Taiwan’s cabinet this week will draft a bill to legally recognize same-sex relationships in the country.
But, to the frustration of LGBTI Taiwanese and rights advocates, it is still unclear whether the bill will offer true marriage equality.
Lawmakers are set to debate legislation to comply with a May 2017 court ruling that Taiwan’s Civil Code was unconstitutional for failing to recognize same-sex marriage.
It comes after a devastating referendum loss in November 2018. Taiwan voters opted for a separate law to legalize same-sex unions rather than to change the Civil Code.
Following the results, conservative groups have been lobbying lawmakers to enact a ‘cohabitation’ or ‘partnership’ law to afford same-sex couples similar rights as marriage.
Rights advocates have denounced such laws as failing to give true equality.
’The new law should still be “marriage” according to the requirements of the Constitutional Court’ Joyce Teng of the Marriage Equality Coalition Taiwan previously told Gay Star News.
What’s more, legal experts and pro-LGBTI lawmakers have insisted that legislation without the word ‘marriage’ would go against the Constitutional Court ruling.
Lawmakers and activists will also be scrutinizing the law to check it offers exactly the same rights as marriage.
Showdown in parliament
Taiwan’s premier last week said cabinet would propose a special law that reflected both the court ruling and the referendum results.
Lawmakers in parliament will then debate and pass the law before the May 24 deadline given by the Constitutional Court.
The court ruled that if parliament fails to legislate, same-sex marriage would automatically become legal.
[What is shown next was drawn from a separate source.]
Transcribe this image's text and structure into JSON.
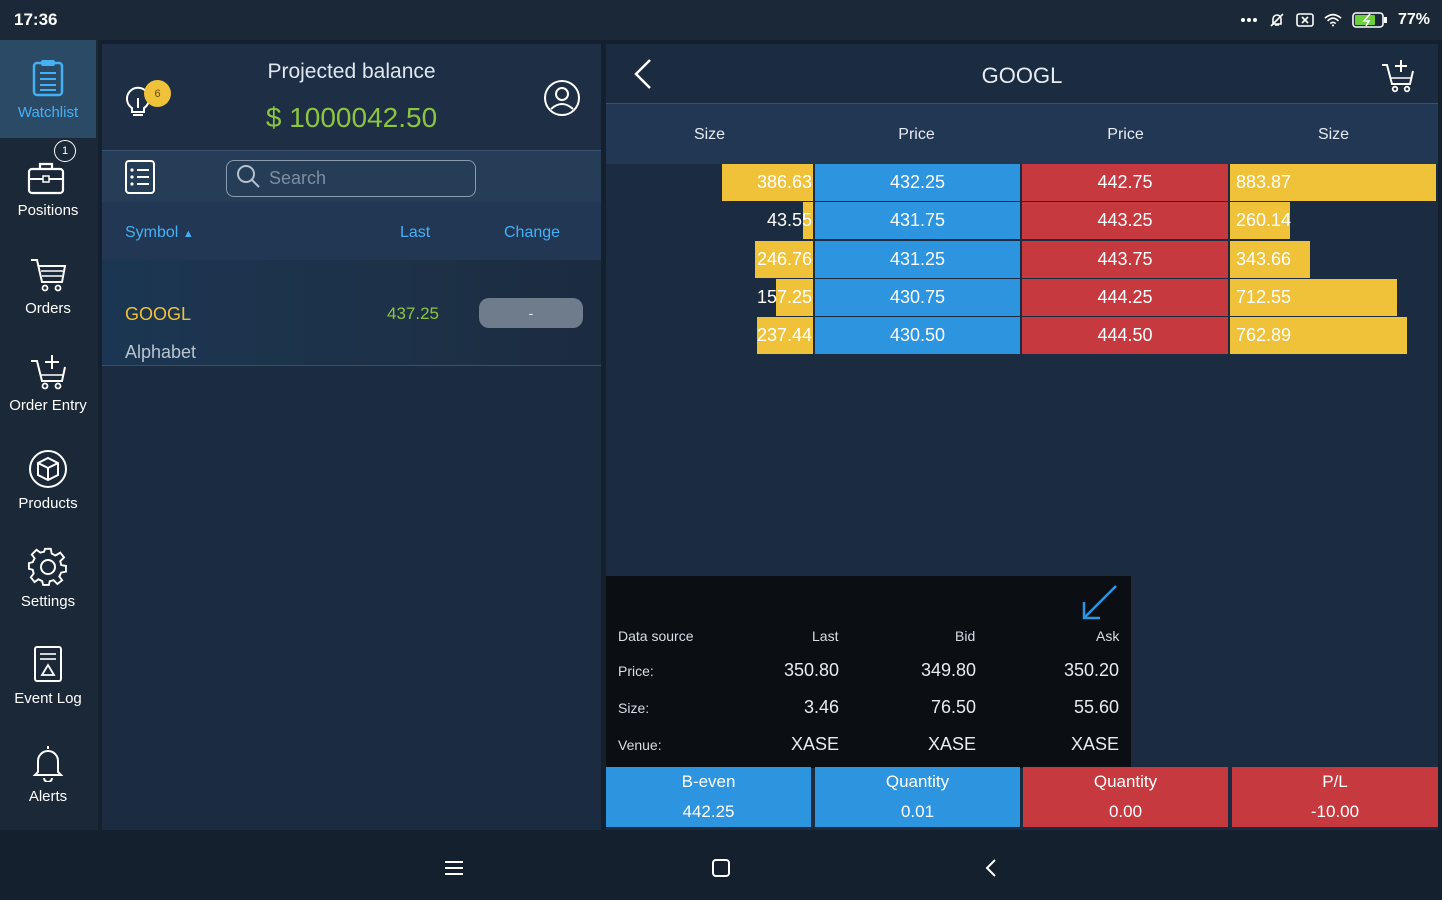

But, according to local media, both of Taiwan’s major parties do not have a party policy.
Although the Democratic Progressive Party (DPP) is largely liberal, a number of lawmakers do not back LGBTI rights.
The opposition Kuomintang (KMT), meanwhile, is more conservative but still has a number of pro-LGBTI members.
Both parties are likely to allow legislators to take their own stance on the issue rather than voting as a party bloc.
‘Accept and move on’
Leading LGBTI activist Jay Lin said the important thing was for parliament to pass a bill that protects same-sex couples.
‘Regardless of what it is called, I am inclined to accept and move on.’
He warned that missing the May 24 deadline would cause a lot of confusion. It could also cause a further rift between mainstream society and the LGBTI community.
‘A lot of compromises are needed to move forward’, he said. ‘I feel the best deal that we can get is either same-sex marriage or partnership’.
‘If we can look beyond the semantics, and focus on what the proposed legislation actually provides, then that’s the key thing at the moment’.
How did we get here?
People often describe Taiwan as a beacon of liberalism in Asia. Its capital, Taipei, holds the region’s largest LGBTI pride parade.
Following the May 2017 court ruling, the world expected Taiwan to become the first place in Asia for equal marriage.
But, after inaction from the ruling DPP and a change to referendum rules, Taiwan went to the polls. It voted on equal marriage and LGBTI education on November 24, 2018.
Following a well-funded campaign of misinformation by anti-gay groups, Taiwan voted resoundingly against changing the Civil Code.
The country, therefore, rejected true equality for its LGBTI population. Calls to an LGBTI hotline surged.
What’s more, Thailand is now looking to offer same-sex partnerships. It may, therefore, become the first country in the region to legalize same-sex unions.